Кислер разработал платформу, которую можно было использовать семью разными способами. Она представляла собой каркас из фанеры, покрытый разноцветным линолеумом, и могла выполнять роль кресла-качалки с опорой для спины; ее можно было перевернуть и использовать в качестве подставки для картины или скульптуры; или как стол, или как лавку. С помощью деревянных балок из нее можно было делать другие предметы мебели. Галерея была рассчитана на девяносто сидячих мест, поэтому еще там были раскладные стулья из синего холста в цвет стен. Пол был бирюзовым. Кислер также придумал хитроумный вращающийся стеллаж как для хранения, так и для экспозиции картин: он позволял выдвигать ту картину, на которую хочешь посмотреть. Это изобретательное решение сэкономило много места для моей обширной коллекции.

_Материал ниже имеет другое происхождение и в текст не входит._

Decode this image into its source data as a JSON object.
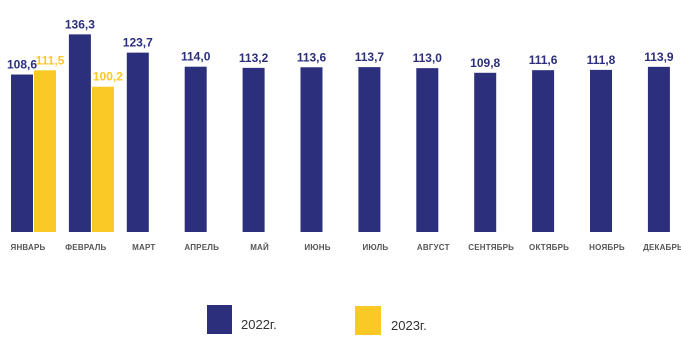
{
  "chart_data": {
    "type": "bar",
    "categories": [
      "ЯНВАРЬ",
      "ФЕВРАЛЬ",
      "МАРТ",
      "АПРЕЛЬ",
      "МАЙ",
      "ИЮНЬ",
      "ИЮЛЬ",
      "АВГУСТ",
      "СЕНТЯБРЬ",
      "ОКТЯБРЬ",
      "НОЯБРЬ",
      "ДЕКАБРЬ"
    ],
    "series": [
      {
        "name": "2022г.",
        "color": "#2b2f7c",
        "values": [
          108.6,
          136.3,
          123.7,
          114.0,
          113.2,
          113.6,
          113.7,
          113.0,
          109.8,
          111.6,
          111.8,
          113.9
        ],
        "labels": [
          "108,6",
          "136,3",
          "123,7",
          "114,0",
          "113,2",
          "113,6",
          "113,7",
          "113,0",
          "109,8",
          "111,6",
          "111,8",
          "113,9"
        ]
      },
      {
        "name": "2023г.",
        "color": "#fbc926",
        "values": [
          111.5,
          100.2,
          null,
          null,
          null,
          null,
          null,
          null,
          null,
          null,
          null,
          null
        ],
        "labels": [
          "111,5",
          "100,2",
          "",
          "",
          "",
          "",
          "",
          "",
          "",
          "",
          "",
          ""
        ]
      }
    ],
    "ylim": [
      0,
      140
    ],
    "grid": false,
    "legend_position": "bottom"
  }
}
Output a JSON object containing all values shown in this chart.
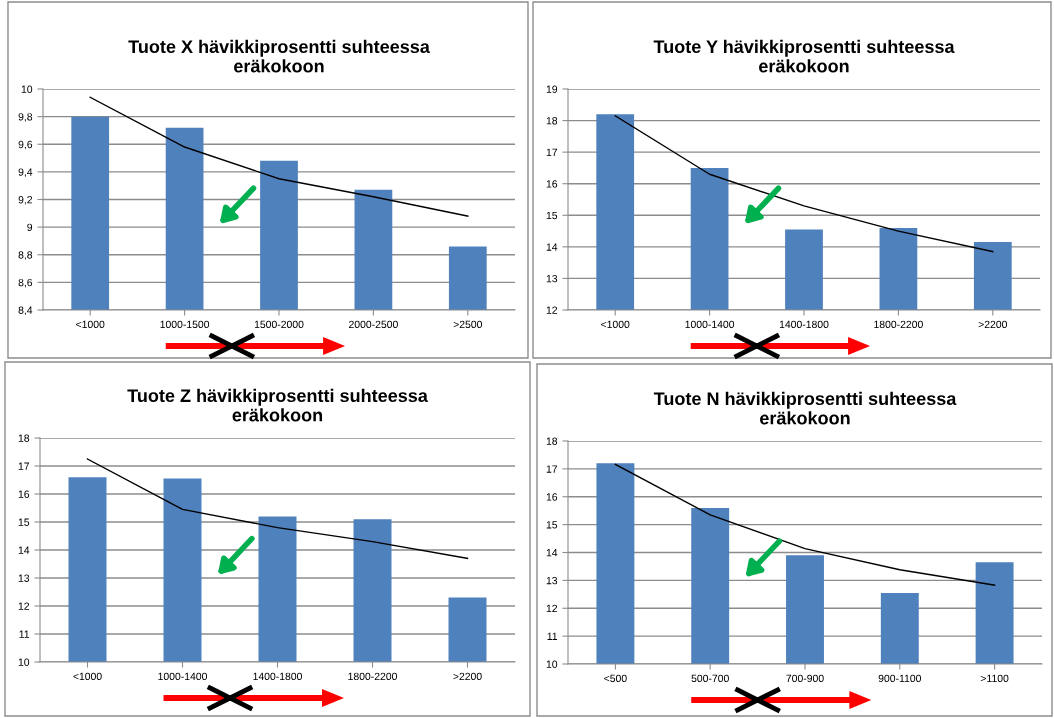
{
  "chart_data": [
    {
      "type": "bar",
      "title": "Tuote X hävikkiprosentti suhteessa\neräkokoon",
      "categories": [
        "<1000",
        "1000-1500",
        "1500-2000",
        "2000-2500",
        ">2500"
      ],
      "ylim": [
        8.4,
        10
      ],
      "yticks": [
        {
          "value": 8.4,
          "label": "8,4"
        },
        {
          "value": 8.6,
          "label": "8,6"
        },
        {
          "value": 8.8,
          "label": "8,8"
        },
        {
          "value": 9,
          "label": "9"
        },
        {
          "value": 9.2,
          "label": "9,2"
        },
        {
          "value": 9.4,
          "label": "9,4"
        },
        {
          "value": 9.6,
          "label": "9,6"
        },
        {
          "value": 9.8,
          "label": "9,8"
        },
        {
          "value": 10,
          "label": "10"
        }
      ],
      "grid": "y",
      "legend": false,
      "series": [
        {
          "color": "#4f81bd",
          "values": [
            9.8,
            9.72,
            9.48,
            9.27,
            8.86
          ]
        },
        {
          "type": "line",
          "color": "#000000",
          "values": [
            9.94,
            9.58,
            9.35,
            9.22,
            9.08
          ]
        }
      ]
    },
    {
      "type": "bar",
      "title": "Tuote Y hävikkiprosentti suhteessa\neräkokoon",
      "categories": [
        "<1000",
        "1000-1400",
        "1400-1800",
        "1800-2200",
        ">2200"
      ],
      "ylim": [
        12,
        19
      ],
      "yticks": [
        12,
        13,
        14,
        15,
        16,
        17,
        18,
        19
      ],
      "grid": "y",
      "legend": false,
      "series": [
        {
          "color": "#4f81bd",
          "values": [
            18.2,
            16.5,
            14.55,
            14.6,
            14.15
          ]
        },
        {
          "type": "line",
          "color": "#000000",
          "values": [
            18.15,
            16.3,
            15.3,
            14.5,
            13.85
          ]
        }
      ]
    },
    {
      "type": "bar",
      "title": "Tuote Z hävikkiprosentti suhteessa\neräkokoon",
      "categories": [
        "<1000",
        "1000-1400",
        "1400-1800",
        "1800-2200",
        ">2200"
      ],
      "ylim": [
        10,
        18
      ],
      "yticks": [
        10,
        11,
        12,
        13,
        14,
        15,
        16,
        17,
        18
      ],
      "grid": "y",
      "legend": false,
      "series": [
        {
          "color": "#4f81bd",
          "values": [
            16.6,
            16.55,
            15.2,
            15.1,
            12.3
          ]
        },
        {
          "type": "line",
          "color": "#000000",
          "values": [
            17.25,
            15.45,
            14.8,
            14.3,
            13.7
          ]
        }
      ]
    },
    {
      "type": "bar",
      "title": "Tuote N hävikkiprosentti suhteessa\neräkokoon",
      "categories": [
        "<500",
        "500-700",
        "700-900",
        "900-1100",
        ">1100"
      ],
      "ylim": [
        10,
        18
      ],
      "yticks": [
        10,
        11,
        12,
        13,
        14,
        15,
        16,
        17,
        18
      ],
      "grid": "y",
      "legend": false,
      "series": [
        {
          "color": "#4f81bd",
          "values": [
            17.2,
            15.6,
            13.9,
            12.55,
            13.65
          ]
        },
        {
          "type": "line",
          "color": "#000000",
          "values": [
            17.16,
            15.35,
            14.14,
            13.38,
            12.83
          ]
        }
      ]
    }
  ]
}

Еще у нас была красивая дневная галерея, которая тянулась вдоль фронта здания, выходящего на Пятьдесят седьмую улицу, и в ней мы проводили ежемесячные выставки. Там картины можно было привычно выставлять в рамах на ровных белых стенах. Чтобы смягчить свет, Кислер натянул на окно прозрачный экран из искусственного шелка. В коридоре он поставил колесо, на котором стояли семь работ Клее. Колесо начинало автоматически вращаться, когда зрители преступали световой луч. Чтобы посмотреть на репродукции Марселя Дюшана, нужно было смотреть в дырку в стене и вращать рукой красивое колесо-паутину. В прессе эту часть галереи назвали Кони-Айленд[67].

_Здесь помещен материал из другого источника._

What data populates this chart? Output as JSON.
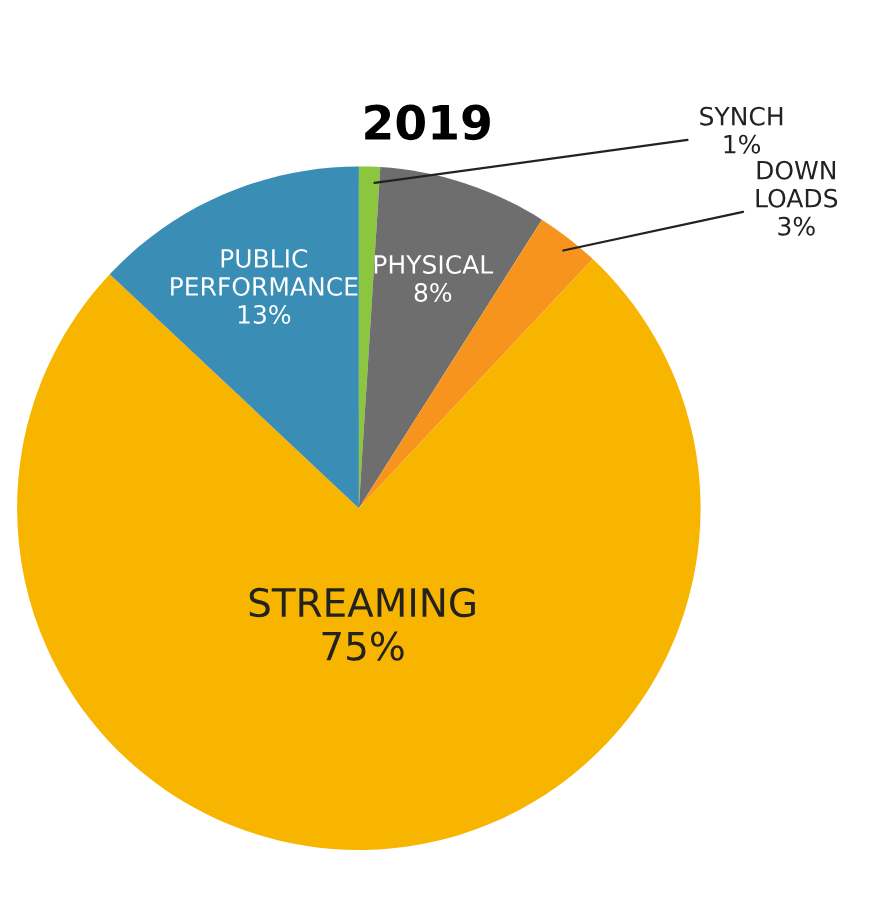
{
  "chart_data": {
    "type": "pie",
    "title": "2019",
    "categories": [
      "SYNCH",
      "PHYSICAL",
      "DOWN\nLOADS",
      "STREAMING",
      "PUBLIC\nPERFORMANCE"
    ],
    "values": [
      1,
      8,
      3,
      75,
      13
    ],
    "value_labels": [
      "1%",
      "8%",
      "3%",
      "75%",
      "13%"
    ],
    "colors": [
      "#8cc63f",
      "#6e6e6e",
      "#f7941d",
      "#f7b500",
      "#3a8db5"
    ]
  }
}
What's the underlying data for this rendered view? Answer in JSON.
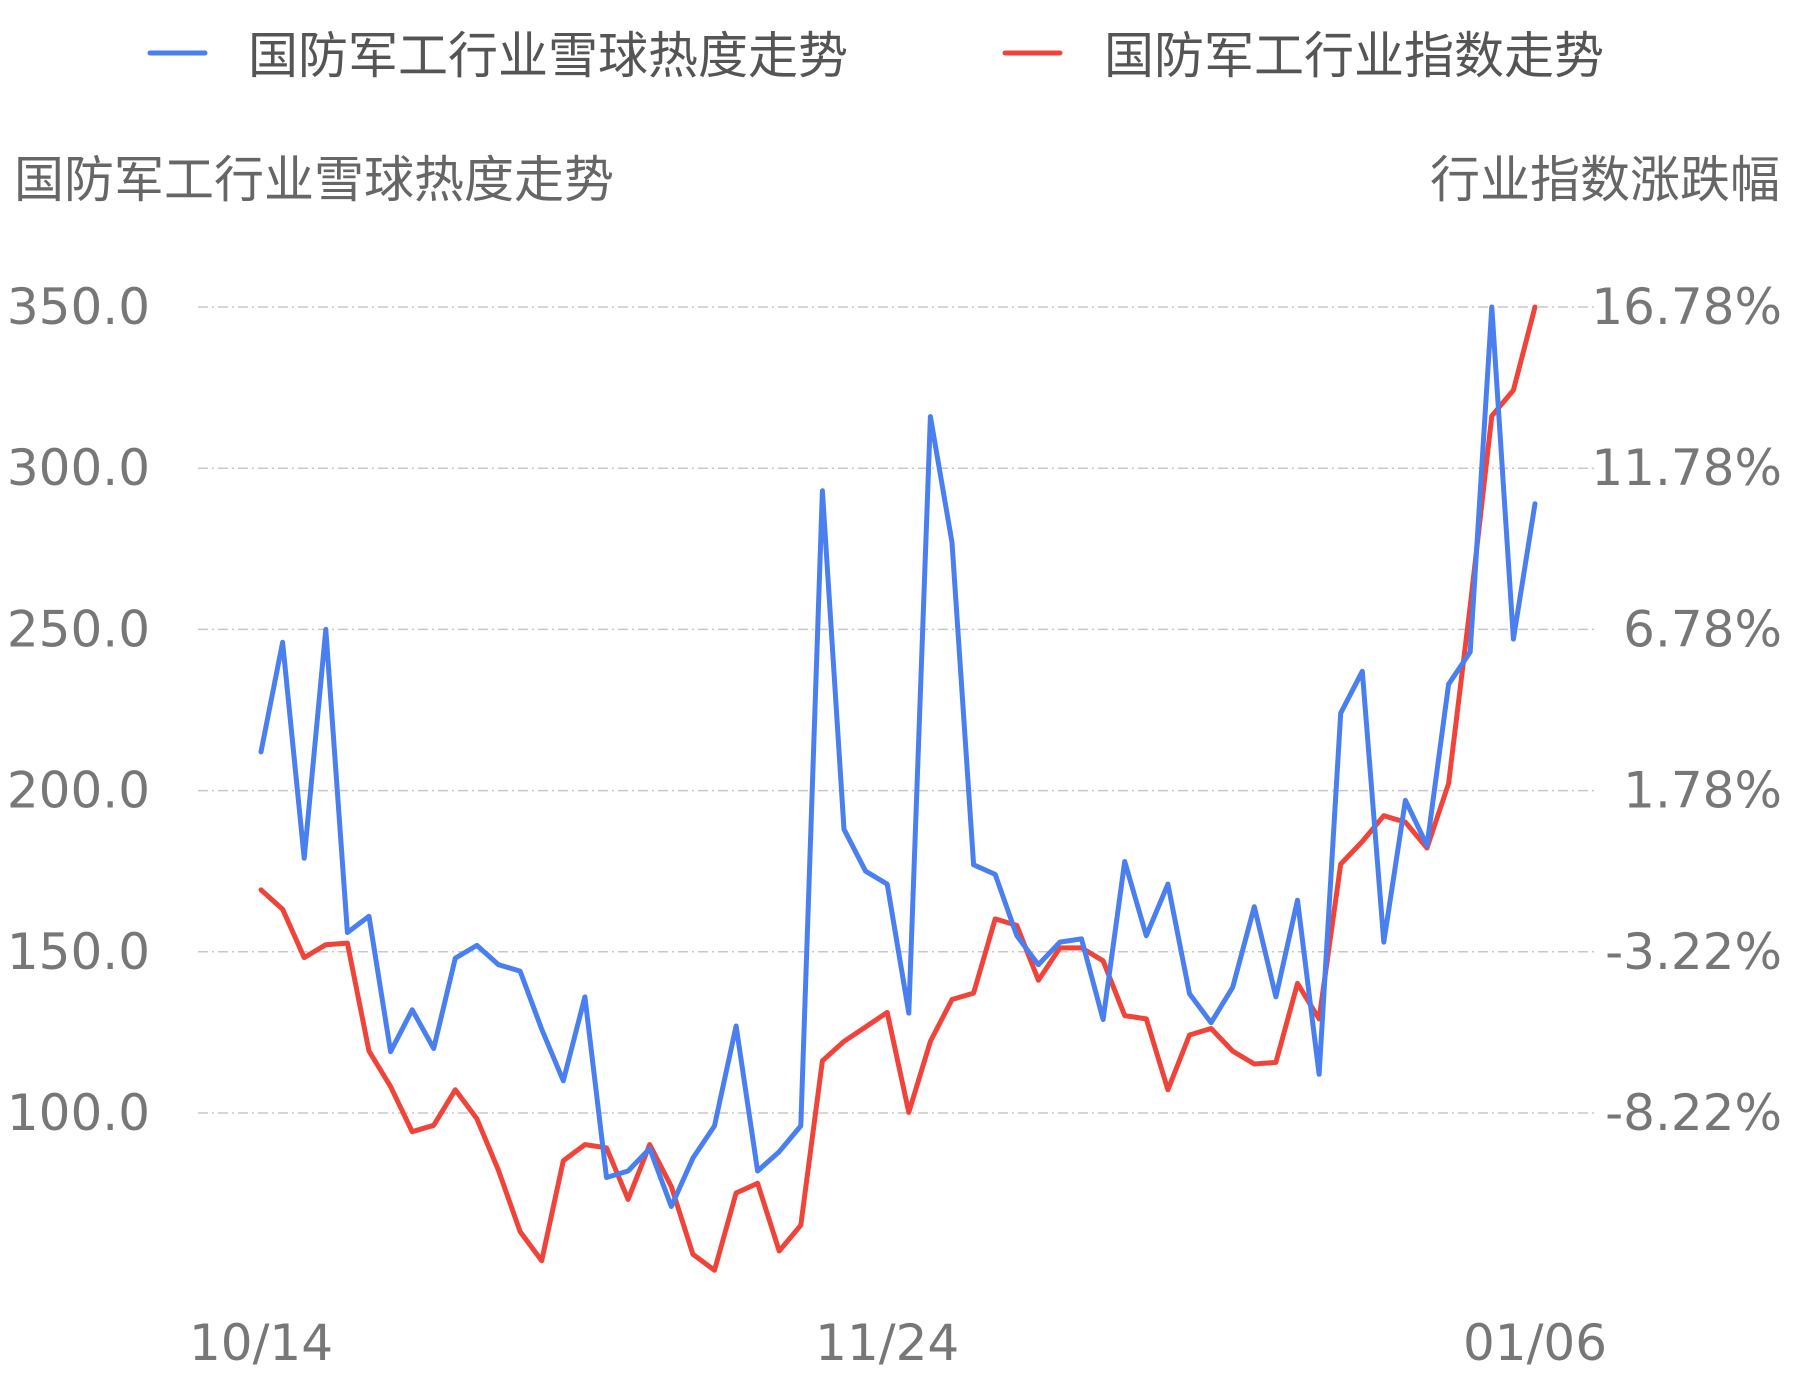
{
  "legend": [
    {
      "label": "国防军工行业雪球热度走势",
      "color": "#4a7ff0"
    },
    {
      "label": "国防军工行业指数走势",
      "color": "#f0443a"
    }
  ],
  "chart_data": {
    "type": "line",
    "left_axis_title": "国防军工行业雪球热度走势",
    "right_axis_title": "行业指数涨跌幅",
    "left_ticks": [
      "350.0",
      "300.0",
      "250.0",
      "200.0",
      "150.0",
      "100.0"
    ],
    "right_ticks": [
      "16.78%",
      "11.78%",
      "6.78%",
      "1.78%",
      "-3.22%",
      "-8.22%"
    ],
    "x_ticks": [
      "10/14",
      "11/24",
      "01/06"
    ],
    "left_ylim": [
      100,
      350
    ],
    "right_ylim": [
      -8.22,
      16.78
    ],
    "grid": true,
    "legend_position": "top",
    "series": [
      {
        "name": "国防军工行业雪球热度走势",
        "axis": "left",
        "color": "#4a7ff0",
        "values": [
          212,
          246,
          179,
          250,
          156,
          161,
          119,
          132,
          120,
          148,
          152,
          146,
          144,
          126,
          110,
          136,
          80,
          82,
          89,
          71,
          86,
          96,
          127,
          82,
          88,
          96,
          293,
          188,
          175,
          171,
          131,
          316,
          277,
          177,
          174,
          155,
          146,
          153,
          154,
          129,
          178,
          155,
          171,
          137,
          128,
          139,
          164,
          136,
          166,
          112,
          224,
          237,
          153,
          197,
          183,
          233,
          243,
          350,
          247,
          289
        ]
      },
      {
        "name": "国防军工行业指数走势",
        "axis": "right",
        "color": "#f0443a",
        "values": [
          -1.3,
          -1.9,
          -3.4,
          -3.0,
          -2.95,
          -6.3,
          -7.4,
          -8.8,
          -8.6,
          -7.5,
          -8.4,
          -10.0,
          -11.9,
          -12.8,
          -9.7,
          -9.2,
          -9.3,
          -10.9,
          -9.2,
          -10.5,
          -12.6,
          -13.1,
          -10.7,
          -10.4,
          -12.5,
          -11.7,
          -6.6,
          -6.0,
          -5.55,
          -5.1,
          -8.2,
          -6.0,
          -4.7,
          -4.5,
          -2.2,
          -2.4,
          -4.1,
          -3.1,
          -3.1,
          -3.5,
          -5.2,
          -5.3,
          -7.5,
          -5.8,
          -5.6,
          -6.3,
          -6.7,
          -6.65,
          -4.2,
          -5.3,
          -0.5,
          0.2,
          1.0,
          0.8,
          0.0,
          2.0,
          7.5,
          13.4,
          14.2,
          16.78
        ]
      }
    ]
  }
}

За синим холстом располагался мой кабинет, но я никогда там не сидела: я все время хотела быть в галерее и наблюдать за тем, что происходит.

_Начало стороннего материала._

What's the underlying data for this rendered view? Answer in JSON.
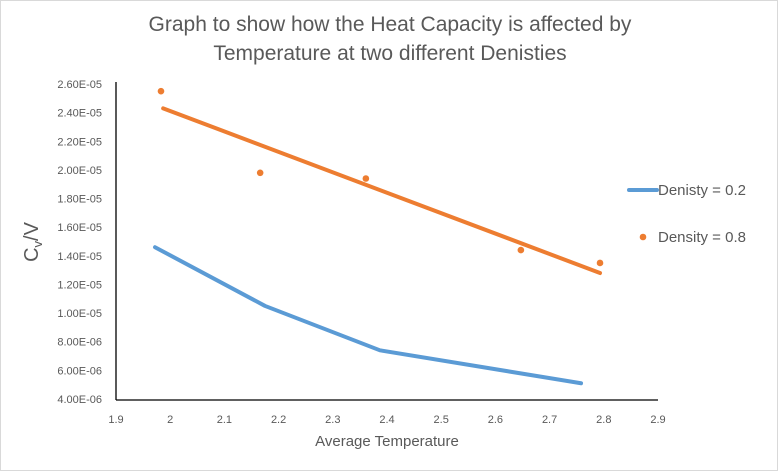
{
  "chart_data": {
    "type": "line",
    "title": "Graph to show how the Heat Capacity is affected by Temperature at two different Denisties",
    "title_lines": [
      "Graph to show how the Heat Capacity is affected by",
      "Temperature at two different Denisties"
    ],
    "xlabel": "Average Temperature",
    "ylabel": "Cv/V",
    "ylabel_main": "C",
    "ylabel_sub": "v",
    "ylabel_tail": "/V",
    "xlim": [
      1.9,
      2.9
    ],
    "ylim": [
      4e-06,
      2.6e-05
    ],
    "x_ticks": [
      "1.9",
      "2",
      "2.1",
      "2.2",
      "2.3",
      "2.4",
      "2.5",
      "2.6",
      "2.7",
      "2.8",
      "2.9"
    ],
    "x_tick_values": [
      1.9,
      2.0,
      2.1,
      2.2,
      2.3,
      2.4,
      2.5,
      2.6,
      2.7,
      2.8,
      2.9
    ],
    "y_ticks": [
      "4.00E-06",
      "6.00E-06",
      "8.00E-06",
      "1.00E-05",
      "1.20E-05",
      "1.40E-05",
      "1.60E-05",
      "1.80E-05",
      "2.00E-05",
      "2.20E-05",
      "2.40E-05",
      "2.60E-05"
    ],
    "y_tick_values": [
      4e-06,
      6e-06,
      8e-06,
      1e-05,
      1.2e-05,
      1.4e-05,
      1.6e-05,
      1.8e-05,
      2e-05,
      2.2e-05,
      2.4e-05,
      2.6e-05
    ],
    "grid": false,
    "legend_position": "right",
    "series": [
      {
        "name": "Denisty = 0.2",
        "kind": "line",
        "color": "#5b9bd5",
        "x": [
          1.972,
          2.175,
          2.387,
          2.758
        ],
        "y": [
          1.46e-05,
          1.05e-05,
          7.4e-06,
          5.1e-06
        ]
      },
      {
        "name": "Density = 0.8",
        "kind": "scatter",
        "color": "#ed7d31",
        "x": [
          1.983,
          2.166,
          2.361,
          2.647,
          2.793
        ],
        "y": [
          2.55e-05,
          1.98e-05,
          1.94e-05,
          1.44e-05,
          1.35e-05
        ],
        "trendline": {
          "type": "linear",
          "x": [
            1.987,
            2.793
          ],
          "y": [
            2.43e-05,
            1.28e-05
          ]
        }
      }
    ]
  }
}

Моим первым секретарем в галерее стал Джимми Эрнст. Позже, когда он ушел, его заменил Путцель. Первую выставку мы посвятили моей коллекции. Мы выставили четырнадцать картин и коллажей Макса — больше всех остальных художников; впрочем, ничего удивительного, что у меня их было так много.
Вечер открытия мы провели в пользу Американского Красного Креста и продавали билеты по доллару. Множество приглашений затерялись на почте, но все равно пришли сотни людей. Это была настоящая гала-премьера. Мне для такого случая сшили белое вечернее платье, и я надела одну сережку Танги и одну Колдера, чтобы продемонстрировать равное уважение к сюрреализму и абстракционизму. Несколько дней до открытия мы работали круглые сутки, и еще несколько строителей оставалось в галерее, когда во второй половине дня накануне открытия собралась пресса.
Мы испытывали большие финансовые трудности. Счета приходили один за другим. Наконец, когда я поняла, насколько общая стоимость отделки превосходит ожидания Кислера, я практически порвала с ним и отказалась пускать к себе в дом, но постаралась сохранить деловые отношения. Он был крайне заинтересован во внимании общественности и написал письмо с угрозами одной журналистке, взявшей у меня обширное интервью, которое должны были опубликовать сразу в нескольких изданиях по всей Америке, с требованием, чтобы его имя было упомянуто. Он сказал, что прошлые изобретения у него украли и теперь он пытается защитить свои права. Журналистку так напугало это письмо, что она чуть не отказалась от всей статьи, но я смогла утрясти разногласия уже перед самым открытием.